O texto ministerial informa sobre o suposto desvio praticado por Valadares. “Desconfiada, a vítima Wallace Borges Lovato contratou auditoria para apurar os fatos. Temendo ser descoberto e responsabilizado, Bruno Valadares resolveu matar a vítima, contratando, para tanto, Bruno Nunes como intermediário e organizador do crime”.
Há indícios, segundo as investigações sobre o caso, de possível utilização de notas fiscais fictícias envolvendo até mesmo empresas do próprio Valadares. Os valores obtidos neste processo teriam sido destinados à compra de bens e imóveis em variados municípios do Espírito Santo.

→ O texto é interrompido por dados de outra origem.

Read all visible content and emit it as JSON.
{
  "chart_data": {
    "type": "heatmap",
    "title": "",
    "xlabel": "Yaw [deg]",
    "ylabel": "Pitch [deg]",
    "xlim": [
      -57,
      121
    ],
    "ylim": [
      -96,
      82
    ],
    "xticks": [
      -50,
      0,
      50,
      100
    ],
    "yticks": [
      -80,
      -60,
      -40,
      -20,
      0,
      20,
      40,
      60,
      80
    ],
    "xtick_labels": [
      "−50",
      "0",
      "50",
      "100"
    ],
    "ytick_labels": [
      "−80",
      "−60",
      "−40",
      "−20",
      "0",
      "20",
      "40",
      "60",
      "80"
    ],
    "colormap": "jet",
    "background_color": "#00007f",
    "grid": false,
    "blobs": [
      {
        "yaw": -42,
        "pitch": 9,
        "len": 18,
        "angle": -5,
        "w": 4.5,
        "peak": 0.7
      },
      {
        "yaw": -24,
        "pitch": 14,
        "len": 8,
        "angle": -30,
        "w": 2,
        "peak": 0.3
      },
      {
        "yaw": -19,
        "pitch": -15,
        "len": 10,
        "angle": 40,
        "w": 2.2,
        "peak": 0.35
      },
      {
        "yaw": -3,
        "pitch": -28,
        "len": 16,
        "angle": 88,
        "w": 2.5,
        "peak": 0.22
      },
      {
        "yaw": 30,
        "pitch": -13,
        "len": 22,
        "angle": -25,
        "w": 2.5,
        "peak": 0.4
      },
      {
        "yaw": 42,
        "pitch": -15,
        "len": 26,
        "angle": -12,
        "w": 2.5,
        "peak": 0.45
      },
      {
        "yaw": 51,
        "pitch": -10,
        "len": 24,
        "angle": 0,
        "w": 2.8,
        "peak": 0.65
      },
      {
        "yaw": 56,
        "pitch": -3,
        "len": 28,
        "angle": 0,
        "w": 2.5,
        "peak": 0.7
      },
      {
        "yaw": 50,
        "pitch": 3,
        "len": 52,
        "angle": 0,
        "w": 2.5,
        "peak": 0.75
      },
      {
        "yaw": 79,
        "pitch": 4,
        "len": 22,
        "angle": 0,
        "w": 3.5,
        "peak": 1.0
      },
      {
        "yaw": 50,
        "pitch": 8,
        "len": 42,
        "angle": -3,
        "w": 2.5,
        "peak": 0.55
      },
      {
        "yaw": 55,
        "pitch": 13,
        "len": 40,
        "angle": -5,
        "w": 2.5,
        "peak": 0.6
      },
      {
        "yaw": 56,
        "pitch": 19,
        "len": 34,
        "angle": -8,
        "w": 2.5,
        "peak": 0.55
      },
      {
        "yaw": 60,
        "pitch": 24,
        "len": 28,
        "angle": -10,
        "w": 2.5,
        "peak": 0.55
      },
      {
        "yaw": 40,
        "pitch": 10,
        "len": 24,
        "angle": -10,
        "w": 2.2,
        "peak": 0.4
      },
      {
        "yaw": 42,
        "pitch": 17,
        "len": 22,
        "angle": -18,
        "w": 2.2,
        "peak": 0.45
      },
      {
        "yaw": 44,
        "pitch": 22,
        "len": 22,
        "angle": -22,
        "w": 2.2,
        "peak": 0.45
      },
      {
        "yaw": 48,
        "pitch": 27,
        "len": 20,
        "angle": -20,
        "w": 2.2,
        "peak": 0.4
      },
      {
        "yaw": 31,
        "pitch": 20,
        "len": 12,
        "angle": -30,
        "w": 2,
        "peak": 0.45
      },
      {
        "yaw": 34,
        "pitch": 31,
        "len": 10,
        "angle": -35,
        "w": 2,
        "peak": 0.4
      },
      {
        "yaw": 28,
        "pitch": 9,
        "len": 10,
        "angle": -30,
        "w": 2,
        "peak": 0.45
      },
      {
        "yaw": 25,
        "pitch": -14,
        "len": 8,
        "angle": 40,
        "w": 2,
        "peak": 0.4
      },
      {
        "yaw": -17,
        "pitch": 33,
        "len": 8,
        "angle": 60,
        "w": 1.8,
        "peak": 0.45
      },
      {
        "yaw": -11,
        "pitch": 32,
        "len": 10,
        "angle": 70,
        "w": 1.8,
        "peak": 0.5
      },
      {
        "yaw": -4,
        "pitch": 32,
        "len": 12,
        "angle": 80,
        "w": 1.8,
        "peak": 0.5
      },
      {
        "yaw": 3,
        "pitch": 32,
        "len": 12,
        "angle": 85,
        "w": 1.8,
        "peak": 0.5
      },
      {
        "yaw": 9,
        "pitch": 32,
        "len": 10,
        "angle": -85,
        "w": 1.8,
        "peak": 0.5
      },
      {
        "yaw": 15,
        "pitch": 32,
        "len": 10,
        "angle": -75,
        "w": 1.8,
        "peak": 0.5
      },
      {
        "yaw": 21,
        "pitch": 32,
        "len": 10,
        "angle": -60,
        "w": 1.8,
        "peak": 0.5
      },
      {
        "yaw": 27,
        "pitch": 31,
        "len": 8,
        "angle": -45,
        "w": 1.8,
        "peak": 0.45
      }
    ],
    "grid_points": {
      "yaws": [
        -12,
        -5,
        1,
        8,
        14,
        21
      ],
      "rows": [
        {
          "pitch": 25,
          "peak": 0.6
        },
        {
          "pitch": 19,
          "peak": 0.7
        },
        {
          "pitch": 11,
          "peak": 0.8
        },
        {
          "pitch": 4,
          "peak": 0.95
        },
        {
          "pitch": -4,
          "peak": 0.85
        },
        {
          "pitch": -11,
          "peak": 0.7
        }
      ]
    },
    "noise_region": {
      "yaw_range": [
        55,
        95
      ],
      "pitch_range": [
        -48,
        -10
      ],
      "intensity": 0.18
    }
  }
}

Há indicações até de gastos com procedimentos de estética e viagens internacionais.
O que atraiu a atenção da polícia é que estas movimentações estariam acima do padrão financeiro de Valadares.
A denúncia do MP aponta que estariam envolvidos no crime as seguintes pessoas:
Bruno Valadares de Almeida, de 39 anos, era diretor financeiro da empresa Globalsys, Foi preso no dia 12 de julho, suspeito de ser o mandante do assassinato do empresário Wallace Lovato, de 42 anos, dono da empresa.
O advogado Jonatas Pires, que representa Bruno Valadares, informa que já há um recurso tramitando no Tribunal de Justiça do Espírito Santo (TJES) pedindo a soltura de seu cliente.
“Em paralelo vamos aguardar a tramitação do processo para termos a oportunidade de responder a acusação alegando a inocência do meu cliente e mostrando a sua versão dos fatos”.
Leandro Cassio Mantovani é responsável pela defesa de Arthur Laudevino Candeias Luppi. Informa que, a defesa dará início, de forma imediata e coordenada, à fase de apresentação da resposta à acusação. “Bem como à formulação de pedidos de liberdade e demais medidas oportunas, assegurando o pleno exercício do direito constitucional à ampla defesa e ao contraditório”.
“Todos os atos serão conduzidos com rigor técnico e atenção às particularidades do caso, reafirmando o compromisso com uma atuação proativa e responsável, em estrita observância aos direitos do senhor Arthur Laudevino Candeias Luppi”.
A defesa dos demais acusados não foi localizada, mas o espaço segue aberto à manifestação.